Wenn man den Code anstelle des rebind in den Constructor packt, raucht es allerdings in der ersten Zeile mit folgender Exception-Message ab:


> java.rmi.StubNotFoundException: Stub class not found: de.upb.swt.amfibia.engine.usermanagement.UserManager_Stub; nested exception is:
> java.lang.ClassNotFoundException: de.upb.swt.amfibia.engine.usermanagement.UserManager_Stub



Da gibt's also offensichtliche Probleme, den Stub zu finden/zu erstellen. Da man zur automatischen Stub-Erstellung ja auch einen Parameter beim Start mitgeben muss, habe ich das natürlich versucht.

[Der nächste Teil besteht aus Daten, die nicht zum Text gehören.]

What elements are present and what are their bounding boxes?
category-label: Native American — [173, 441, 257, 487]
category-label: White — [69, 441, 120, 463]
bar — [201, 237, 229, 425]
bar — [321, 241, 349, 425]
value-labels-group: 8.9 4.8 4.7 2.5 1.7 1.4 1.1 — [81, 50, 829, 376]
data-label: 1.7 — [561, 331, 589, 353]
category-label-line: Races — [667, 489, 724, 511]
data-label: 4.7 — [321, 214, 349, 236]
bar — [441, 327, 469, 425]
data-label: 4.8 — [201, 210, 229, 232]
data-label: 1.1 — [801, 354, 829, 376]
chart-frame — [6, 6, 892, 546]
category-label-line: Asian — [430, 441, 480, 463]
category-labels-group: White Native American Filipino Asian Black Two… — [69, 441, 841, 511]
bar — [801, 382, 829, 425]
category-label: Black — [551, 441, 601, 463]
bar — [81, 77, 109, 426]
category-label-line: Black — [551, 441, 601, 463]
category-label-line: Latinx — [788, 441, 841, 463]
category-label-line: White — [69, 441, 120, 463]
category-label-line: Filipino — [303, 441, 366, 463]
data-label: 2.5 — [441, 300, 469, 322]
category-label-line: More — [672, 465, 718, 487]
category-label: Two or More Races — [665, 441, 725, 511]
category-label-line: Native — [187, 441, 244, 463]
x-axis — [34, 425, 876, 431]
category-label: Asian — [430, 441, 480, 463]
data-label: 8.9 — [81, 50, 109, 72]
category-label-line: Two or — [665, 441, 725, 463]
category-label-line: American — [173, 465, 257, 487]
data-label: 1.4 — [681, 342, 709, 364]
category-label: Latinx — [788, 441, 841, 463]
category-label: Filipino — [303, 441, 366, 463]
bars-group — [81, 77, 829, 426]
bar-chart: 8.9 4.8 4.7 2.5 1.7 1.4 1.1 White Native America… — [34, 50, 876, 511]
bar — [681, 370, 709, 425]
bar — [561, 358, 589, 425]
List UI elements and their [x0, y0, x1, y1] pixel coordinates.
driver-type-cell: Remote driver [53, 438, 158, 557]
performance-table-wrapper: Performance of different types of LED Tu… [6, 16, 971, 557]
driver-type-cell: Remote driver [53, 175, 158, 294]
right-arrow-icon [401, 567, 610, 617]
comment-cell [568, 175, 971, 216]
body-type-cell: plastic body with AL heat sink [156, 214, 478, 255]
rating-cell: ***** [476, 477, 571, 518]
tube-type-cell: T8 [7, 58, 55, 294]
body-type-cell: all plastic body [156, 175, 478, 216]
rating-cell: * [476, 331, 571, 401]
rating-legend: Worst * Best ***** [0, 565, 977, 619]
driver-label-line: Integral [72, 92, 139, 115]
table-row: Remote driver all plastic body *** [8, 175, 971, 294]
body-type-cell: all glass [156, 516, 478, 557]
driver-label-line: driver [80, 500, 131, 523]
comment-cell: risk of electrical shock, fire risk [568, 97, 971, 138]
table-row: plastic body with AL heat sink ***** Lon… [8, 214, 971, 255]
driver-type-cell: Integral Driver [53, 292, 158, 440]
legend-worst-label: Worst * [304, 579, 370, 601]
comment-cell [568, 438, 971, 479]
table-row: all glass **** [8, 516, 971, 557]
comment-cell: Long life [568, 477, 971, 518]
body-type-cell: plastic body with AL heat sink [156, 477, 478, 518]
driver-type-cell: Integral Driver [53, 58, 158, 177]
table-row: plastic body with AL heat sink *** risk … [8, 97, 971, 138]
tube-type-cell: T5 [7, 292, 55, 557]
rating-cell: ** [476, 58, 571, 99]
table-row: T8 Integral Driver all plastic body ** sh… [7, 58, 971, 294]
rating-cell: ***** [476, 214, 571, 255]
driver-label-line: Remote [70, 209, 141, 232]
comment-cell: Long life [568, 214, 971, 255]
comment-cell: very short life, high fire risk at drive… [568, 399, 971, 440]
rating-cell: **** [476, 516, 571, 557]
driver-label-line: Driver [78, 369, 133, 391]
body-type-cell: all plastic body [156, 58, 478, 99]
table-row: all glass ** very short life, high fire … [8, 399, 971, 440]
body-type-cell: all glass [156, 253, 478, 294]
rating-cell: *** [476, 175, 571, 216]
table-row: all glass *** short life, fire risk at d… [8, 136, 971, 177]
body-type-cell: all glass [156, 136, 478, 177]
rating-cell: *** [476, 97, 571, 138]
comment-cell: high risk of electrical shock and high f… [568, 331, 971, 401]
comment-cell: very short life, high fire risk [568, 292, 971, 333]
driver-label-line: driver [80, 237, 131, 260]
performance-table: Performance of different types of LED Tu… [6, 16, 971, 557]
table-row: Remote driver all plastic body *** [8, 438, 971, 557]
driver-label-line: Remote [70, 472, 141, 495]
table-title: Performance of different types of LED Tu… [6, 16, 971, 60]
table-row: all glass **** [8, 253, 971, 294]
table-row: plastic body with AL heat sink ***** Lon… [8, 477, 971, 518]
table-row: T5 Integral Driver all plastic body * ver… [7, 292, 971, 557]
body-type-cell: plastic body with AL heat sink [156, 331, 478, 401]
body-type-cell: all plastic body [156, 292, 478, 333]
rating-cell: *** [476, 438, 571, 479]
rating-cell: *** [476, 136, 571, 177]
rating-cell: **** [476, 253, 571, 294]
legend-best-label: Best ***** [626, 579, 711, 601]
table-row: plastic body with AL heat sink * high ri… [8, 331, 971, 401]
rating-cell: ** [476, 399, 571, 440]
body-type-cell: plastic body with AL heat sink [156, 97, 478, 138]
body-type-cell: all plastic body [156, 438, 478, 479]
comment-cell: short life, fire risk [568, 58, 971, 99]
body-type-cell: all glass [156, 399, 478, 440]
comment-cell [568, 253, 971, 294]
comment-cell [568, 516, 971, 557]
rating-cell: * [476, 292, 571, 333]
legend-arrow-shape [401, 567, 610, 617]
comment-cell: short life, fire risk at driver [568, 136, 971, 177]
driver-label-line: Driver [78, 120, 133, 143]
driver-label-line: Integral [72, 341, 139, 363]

Da die Plugins von Eclipse selber gestartet werden, habe ich in den Run/Debug-Einstellungen der VM folgende Parameter (Arguments) mit auf den Weg gegeben:


> -Djava.rmi.server.ignoreStubClasses=true
> -Djava.rmi.server.codebase=file://${workspace_loc}/de.upb.swt.amfibia.engine/


Wenn ich dass dann starte, kommt aber sofort die Fehlermeldung, dass es keine main-Methode gibt. Ich weiß leider gar nicht, welche Klasse als erste instanziiert wird. Wenn ich in die Activator.java des Hauptplugins eine main-Methode einfüge, bringt das nichts.
Da es auf den Weg schon beim Erstellen des RMI-Servers Fehler gibt, habe ich die oben zitierte Variante ohne exportObject weiter verfolgt. Wenn sich der RMI-Client dann aber verbinden will, gibt es diese Exception:


> java.security.AccessControlException: access denied (java.lang.RuntimePermission getClassLoader)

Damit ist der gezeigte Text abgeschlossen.